Speaking of irons in the fire, this week finally saw the coming together of Robb and Talisa, which, let’s be honest, we were all really looking forward to. I’m not ashamed to admit that I had my Kathy Geiss moment, where I was screaming, “KISS!!” at the television screen. Oona Chaplin’s (yes, that Chaplin) a great actress, and I have to say I’m enjoying her performance here much more than I did in The Hour. But while their love affair warms the cockles of my heart, I can’t help but think that the entire thing is going to end in tears. Robb’s tough, but he’s too nice a guy. I don’t think he’d be one to blunder into getting his head chopped off, but he’s got too much of his dad in him. I just don’t think rulers like him are very long for a world like Westeros. Maybe Robb’s more cunning than I’m giving him credit for. And perhaps, when the time calls for it, he can be more ruthless. It’s just that entire garrison of prisoners he’s got, consuming his men’s resources that makes me say that’s not the case.
This week, we finally got some traction on the Jon Snow storyline. With Ygritte and her posse taking him to the King Snow-worshiper, or King of Bones or whatever the hell he’s called. In an unexpected twist, they take him and trudge off into the Icelandic wastes. Brave storytelling is what you call that. Can’t wait to see where it goes.

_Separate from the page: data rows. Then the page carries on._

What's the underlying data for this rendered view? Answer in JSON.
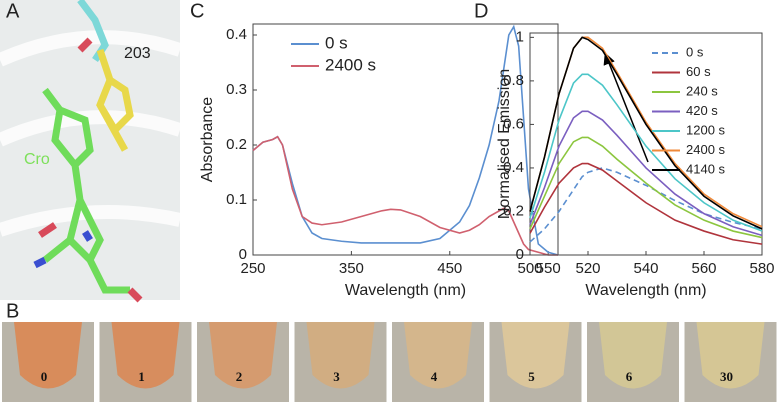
{
  "panel_labels": [
    "A",
    "B",
    "C",
    "D"
  ],
  "structure_labels": [
    "203",
    "Cro"
  ],
  "photo_labels": [
    "0",
    "1",
    "2",
    "3",
    "4",
    "5",
    "6",
    "30"
  ],
  "chart_data": [
    {
      "type": "line",
      "xlabel": "Wavelength (nm)",
      "ylabel": "Absorbance",
      "x": [
        250,
        260,
        270,
        275,
        280,
        290,
        300,
        310,
        320,
        340,
        360,
        380,
        390,
        400,
        420,
        440,
        460,
        470,
        480,
        490,
        500,
        505,
        510,
        515,
        520,
        525,
        530,
        540,
        550,
        560
      ],
      "series": [
        {
          "name": "0 s",
          "color": "#5b8fd0",
          "values": [
            0.19,
            0.205,
            0.21,
            0.215,
            0.2,
            0.13,
            0.07,
            0.04,
            0.03,
            0.025,
            0.022,
            0.022,
            0.022,
            0.022,
            0.022,
            0.03,
            0.06,
            0.09,
            0.14,
            0.2,
            0.28,
            0.34,
            0.4,
            0.415,
            0.38,
            0.25,
            0.12,
            0.02,
            0.005,
            0
          ]
        },
        {
          "name": "2400 s",
          "color": "#d0606e",
          "values": [
            0.19,
            0.205,
            0.21,
            0.215,
            0.2,
            0.12,
            0.07,
            0.058,
            0.055,
            0.06,
            0.07,
            0.08,
            0.083,
            0.082,
            0.07,
            0.05,
            0.04,
            0.045,
            0.055,
            0.07,
            0.08,
            0.085,
            0.08,
            0.06,
            0.04,
            0.02,
            0.01,
            0.005,
            0,
            0
          ]
        }
      ],
      "xlim": [
        250,
        560
      ],
      "ylim": [
        0,
        0.42
      ],
      "xticks": [
        250,
        350,
        450,
        550
      ],
      "yticks": [
        0,
        0.1,
        0.2,
        0.3,
        0.4
      ],
      "legend": "upper left"
    },
    {
      "type": "line",
      "xlabel": "Wavelength (nm)",
      "ylabel": "Normalised Emission",
      "x": [
        500,
        505,
        510,
        515,
        518,
        520,
        525,
        530,
        540,
        550,
        560,
        570,
        580
      ],
      "series": [
        {
          "name": "0 s",
          "color": "#5b8fd0",
          "linestyle": "dashed",
          "values": [
            0.06,
            0.12,
            0.2,
            0.3,
            0.36,
            0.38,
            0.4,
            0.38,
            0.32,
            0.25,
            0.19,
            0.15,
            0.12
          ]
        },
        {
          "name": "60 s",
          "color": "#b0343c",
          "values": [
            0.1,
            0.22,
            0.33,
            0.4,
            0.42,
            0.42,
            0.39,
            0.34,
            0.24,
            0.16,
            0.11,
            0.07,
            0.05
          ]
        },
        {
          "name": "240 s",
          "color": "#8cc63f",
          "values": [
            0.12,
            0.27,
            0.42,
            0.52,
            0.54,
            0.54,
            0.5,
            0.44,
            0.33,
            0.23,
            0.16,
            0.11,
            0.08
          ]
        },
        {
          "name": "420 s",
          "color": "#7b5fc0",
          "values": [
            0.14,
            0.31,
            0.5,
            0.63,
            0.66,
            0.66,
            0.62,
            0.55,
            0.4,
            0.28,
            0.19,
            0.13,
            0.09
          ]
        },
        {
          "name": "1200 s",
          "color": "#4cc6c8",
          "values": [
            0.17,
            0.38,
            0.62,
            0.79,
            0.83,
            0.83,
            0.78,
            0.69,
            0.5,
            0.35,
            0.24,
            0.16,
            0.11
          ]
        },
        {
          "name": "2400 s",
          "color": "#f08a3a",
          "values": [
            0.2,
            0.45,
            0.74,
            0.95,
            1.0,
            1.0,
            0.95,
            0.84,
            0.61,
            0.42,
            0.28,
            0.19,
            0.13
          ]
        },
        {
          "name": "4140 s",
          "color": "#000000",
          "values": [
            0.2,
            0.45,
            0.74,
            0.95,
            1.0,
            0.99,
            0.94,
            0.83,
            0.6,
            0.41,
            0.27,
            0.18,
            0.12
          ]
        }
      ],
      "xlim": [
        500,
        580
      ],
      "ylim": [
        0,
        1.02
      ],
      "xticks": [
        500,
        520,
        540,
        560,
        580
      ],
      "yticks": [
        0,
        0.2,
        0.4,
        0.6,
        0.8,
        1
      ],
      "legend": "upper right"
    }
  ]
}
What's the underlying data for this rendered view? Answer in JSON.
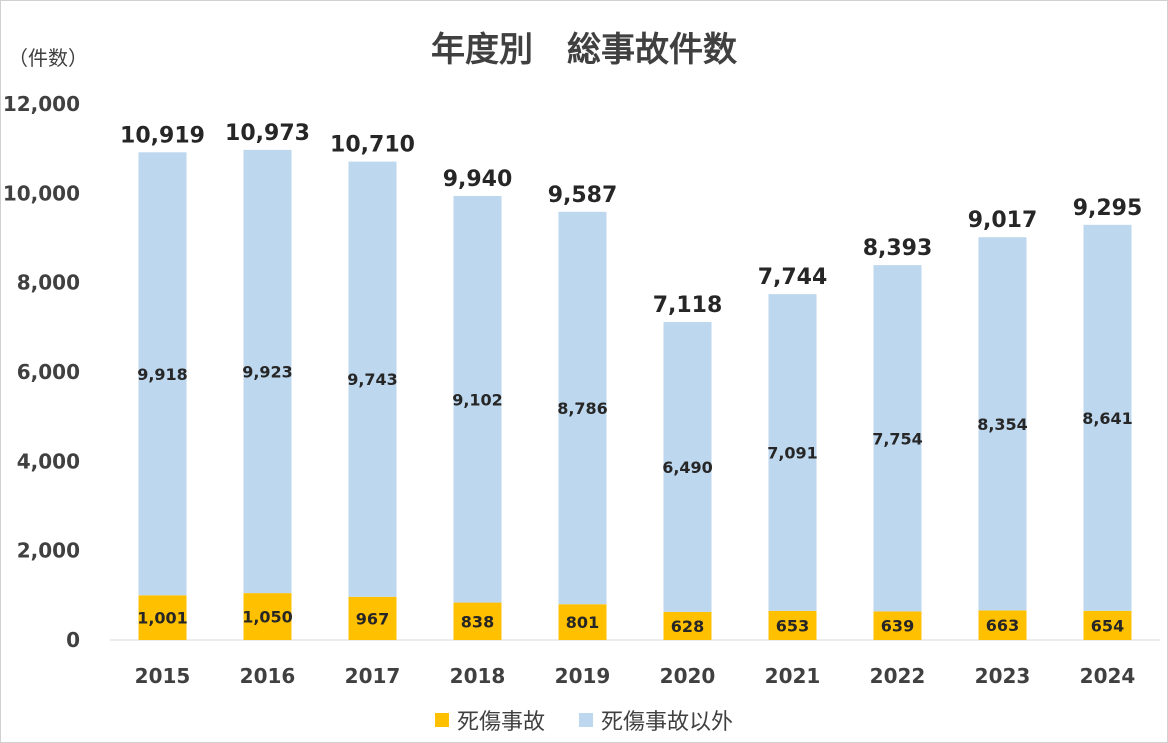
{
  "chart_data": {
    "type": "bar",
    "stacked": true,
    "title": "年度別　総事故件数",
    "unit_label": "（件数）",
    "categories": [
      "2015",
      "2016",
      "2017",
      "2018",
      "2019",
      "2020",
      "2021",
      "2022",
      "2023",
      "2024"
    ],
    "series": [
      {
        "name": "死傷事故",
        "color": "#FFC000",
        "values": [
          1001,
          1050,
          967,
          838,
          801,
          628,
          653,
          639,
          663,
          654
        ],
        "labels": [
          "1,001",
          "1,050",
          "967",
          "838",
          "801",
          "628",
          "653",
          "639",
          "663",
          "654"
        ]
      },
      {
        "name": "死傷事故以外",
        "color": "#BDD7EE",
        "values": [
          9918,
          9923,
          9743,
          9102,
          8786,
          6490,
          7091,
          7754,
          8354,
          8641
        ],
        "labels": [
          "9,918",
          "9,923",
          "9,743",
          "9,102",
          "8,786",
          "6,490",
          "7,091",
          "7,754",
          "8,354",
          "8,641"
        ]
      }
    ],
    "totals": [
      10919,
      10973,
      10710,
      9940,
      9587,
      7118,
      7744,
      8393,
      9017,
      9295
    ],
    "total_labels": [
      "10,919",
      "10,973",
      "10,710",
      "9,940",
      "9,587",
      "7,118",
      "7,744",
      "8,393",
      "9,017",
      "9,295"
    ],
    "ylim": [
      0,
      12000
    ],
    "y_ticks": [
      0,
      2000,
      4000,
      6000,
      8000,
      10000,
      12000
    ],
    "y_tick_labels": [
      "0",
      "2,000",
      "4,000",
      "6,000",
      "8,000",
      "10,000",
      "12,000"
    ],
    "grid": false,
    "legend_position": "bottom"
  }
}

Just to close things out, I’ll say that because I’m a complete idiot, I imagine Game of Thrones taking places on a planet that humans crash landed on at some point in the future, and through time and whatever else, lost their technology and most of their history. Astronauts are the First Men and so on. It’s stupid, I know, but whatever. So it got my spidey senses tingling this week when Sam and Gren found that cloak buried in the snow, filled with spears made of “dragonglass,” and we hear Sam say, “The maesters call it obsidian.” I really thought that if they just kept digging, they’d find an Apple store and a Jamba Juice.